While Workhorse, which also produces an electric pickup named the W-15, boasts a new contract, it’s not the only company building battery-electric delivery vans for UPS. Last fall, Daimler AG announced revealed its battery-powered eCanter truck and announced UPS as its first U.S. commercial customer.

(Click Here for details other battery electric trucks.)

The automaker said it will expand production as cheaper, longer-range batteries become available within two to three years. By then the competition should be in full swing as other manufacturers are well along in their projects.

Starting last fall, SAIC Motor Corp. Ltd, Chanje, Ford Motor Co and DHL and Nissan all announced plans to have some sort of electric delivery van/truck ready for work sometime in 2018. Most of the names are familiar, except for Chanje.

Chanje is a unit of China’s FDG Electric Vehicles Ltd. and has a deal in place to deliver 125 EV trucks to Ryder System Inc., the moving and vehicle leasing company.
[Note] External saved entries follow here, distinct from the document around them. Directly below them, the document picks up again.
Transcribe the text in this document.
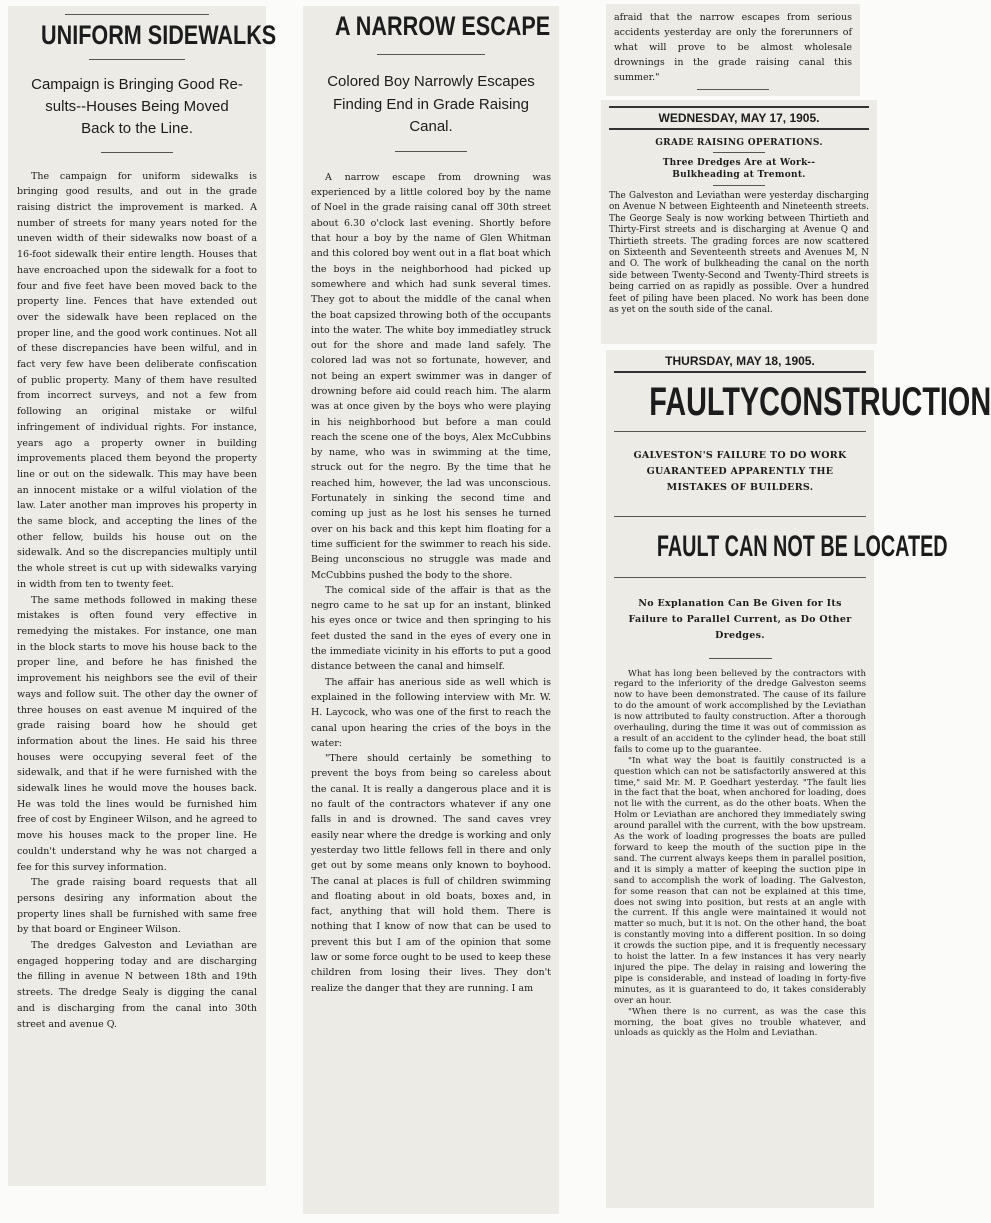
UNIFORM SIDEWALKS

Campaign is Bringing Good Re-sults--Houses Being Moved Back to the Line.

The campaign for uniform sidewalks is bringing good results, and out in the grade raising district the improvement is marked. A number of streets for many years noted for the uneven width of their sidewalks now boast of a 16-foot sidewalk their entire length. Houses that have encroached upon the sidewalk for a foot to four and five feet have been moved back to the property line. Fences that have extended out over the sidewalk have been replaced on the proper line, and the good work continues. Not all of these discrepancies have been wilful, and in fact very few have been deliberate confiscation of public property. Many of them have resulted from incorrect surveys, and not a few from following an original mistake or wilful infringement of individual rights. For instance, years ago a property owner in building improvements placed them beyond the property line or out on the sidewalk. This may have been an innocent mistake or a wilful violation of the law. Later another man improves his property in the same block, and accepting the lines of the other fellow, builds his house out on the sidewalk. And so the discrepancies multiply until the whole street is cut up with sidewalks varying in width from ten to twenty feet.

The same methods followed in making these mistakes is often found very effective in remedying the mistakes. For instance, one man in the block starts to move his house back to the proper line, and before he has finished the improvement his neighbors see the evil of their ways and follow suit. The other day the owner of three houses on east avenue M inquired of the grade raising board how he should get information about the lines. He said his three houses were occupying several feet of the sidewalk, and that if he were furnished with the sidewalk lines he would move the houses back. He was told the lines would be furnished him free of cost by Engineer Wilson, and he agreed to move his houses mack to the proper line. He couldn't understand why he was not charged a fee for this survey information.

The grade raising board requests that all persons desiring any information about the property lines shall be furnished with same free by that board or Engineer Wilson.

The dredges Galveston and Leviathan are engaged hoppering today and are discharging the filling in avenue N between 18th and 19th streets. The dredge Sealy is digging the canal and is discharging from the canal into 30th street and avenue Q.

A NARROW ESCAPE

Colored Boy Narrowly Escapes Finding End in Grade Raising Canal.

A narrow escape from drowning was experienced by a little colored boy by the name of Noel in the grade raising canal off 30th street about 6.30 o'clock last evening. Shortly before that hour a boy by the name of Glen Whitman and this colored boy went out in a flat boat which the boys in the neighborhood had picked up somewhere and which had sunk several times. They got to about the middle of the canal when the boat capsized throwing both of the occupants into the water. The white boy immediatley struck out for the shore and made land safely. The colored lad was not so fortunate, however, and not being an expert swimmer was in danger of drowning before aid could reach him. The alarm was at once given by the boys who were playing in his neighborhood but before a man could reach the scene one of the boys, Alex McCubbins by name, who was in swimming at the time, struck out for the negro. By the time that he reached him, however, the lad was unconscious. Fortunately in sinking the second time and coming up just as he lost his senses he turned over on his back and this kept him floating for a time sufficient for the swimmer to reach his side. Being unconscious no struggle was made and McCubbins pushed the body to the shore.

The comical side of the affair is that as the negro came to he sat up for an instant, blinked his eyes once or twice and then springing to his feet dusted the sand in the eyes of every one in the immediate vicinity in his efforts to put a good distance between the canal and himself.

The affair has anerious side as well which is explained in the following interview with Mr. W. H. Laycock, who was one of the first to reach the canal upon hearing the cries of the boys in the water:

"There should certainly be something to prevent the boys from being so careless about the canal. It is really a dangerous place and it is no fault of the contractors whatever if any one falls in and is drowned. The sand caves vrey easily near where the dredge is working and only yesterday two little fellows fell in there and only get out by some means only known to boyhood. The canal at places is full of children swimming and floating about in old boats, boxes and, in fact, anything that will hold them. There is nothing that I know of now that can be used to prevent this but I am of the opinion that some law or some force ought to be used to keep these children from losing their lives. They don't realize the danger that they are running. I am

afraid that the narrow escapes from serious accidents yesterday are only the forerunners of what will prove to be almost wholesale drownings in the grade raising canal this summer."

WEDNESDAY, MAY 17, 1905.

GRADE RAISING OPERATIONS.

Three Dredges Are at Work--Bulkheading at Tremont.

The Galveston and Leviathan were yesterday discharging on Avenue N between Eighteenth and Nineteenth streets. The George Sealy is now working between Thirtieth and Thirty-First streets and is discharging at Avenue Q and Thirtieth streets. The grading forces are now scattered on Sixteenth and Seventeenth streets and Avenues M, N and O. The work of bulkheading the canal on the north side between Twenty-Second and Twenty-Third streets is being carried on as rapidly as possible. Over a hundred feet of piling have been placed. No work has been done as yet on the south side of the canal.

THURSDAY, MAY 18, 1905.

FAULTYCONSTRUCTION

GALVESTON'S FAILURE TO DO WORK GUARANTEED APPARENTLY THE MISTAKES OF BUILDERS.

FAULT CAN NOT BE LOCATED

No Explanation Can Be Given for Its Failure to Parallel Current, as Do Other Dredges.

What has long been believed by the contractors with regard to the inferiority of the dredge Galveston seems now to have been demonstrated. The cause of its failure to do the amount of work accomplished by the Leviathan is now attributed to faulty construction. After a thorough overhauling, during the time it was out of commission as a result of an accident to the cylinder head, the boat still fails to come up to the guarantee.

"In what way the boat is fauitily constructed is a question which can not be satisfactorily answered at this time," said Mr. M. P. Goedhart yesterday. "The fault lies in the fact that the boat, when anchored for loading, does not lie with the current, as do the other boats. When the Holm or Leviathan are anchored they immediately swing around parallel with the current, with the bow upstream. As the work of loading progresses the boats are pulled forward to keep the mouth of the suction pipe in the sand. The current always keeps them in parallel position, and it is simply a matter of keeping the suction pipe in sand to accomplish the work of loading. The Galveston, for some reason that can not be explained at this time, does not swing into position, but rests at an angle with the current. If this angle were maintained it would not matter so much, but it is not. On the other hand, the boat is constantly moving into a different position. In so doing it crowds the suction pipe, and it is frequently necessary to hoist the latter. In a few instances it has very nearly injured the pipe. The delay in raising and lowering the pipe is considerable, and instead of loading in forty-five minutes, as it is guaranteed to do, it takes considerably over an hour.

"When there is no current, as was the case this morning, the boat gives no trouble whatever, and unloads as quickly as the Holm and Leviathan.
Chanje Chief Executive Officer Bryan Hansel said FDG has spent five years and $1 billion developing the vehicle and has annual production capacity of 100,000 units from its factory in China.

(To see more about BYD’s new truck plant in Canada, Click Here.)

Meanwhile, Workhorse is testing its lightweight N-Gen model, which has a carbon composite frame, in California and Ohio for an unnamed customer, Reuters reported. That vehicle weighs 5,500 pounds when empty, which is 5,000 pounds lighter than comparable vehicles.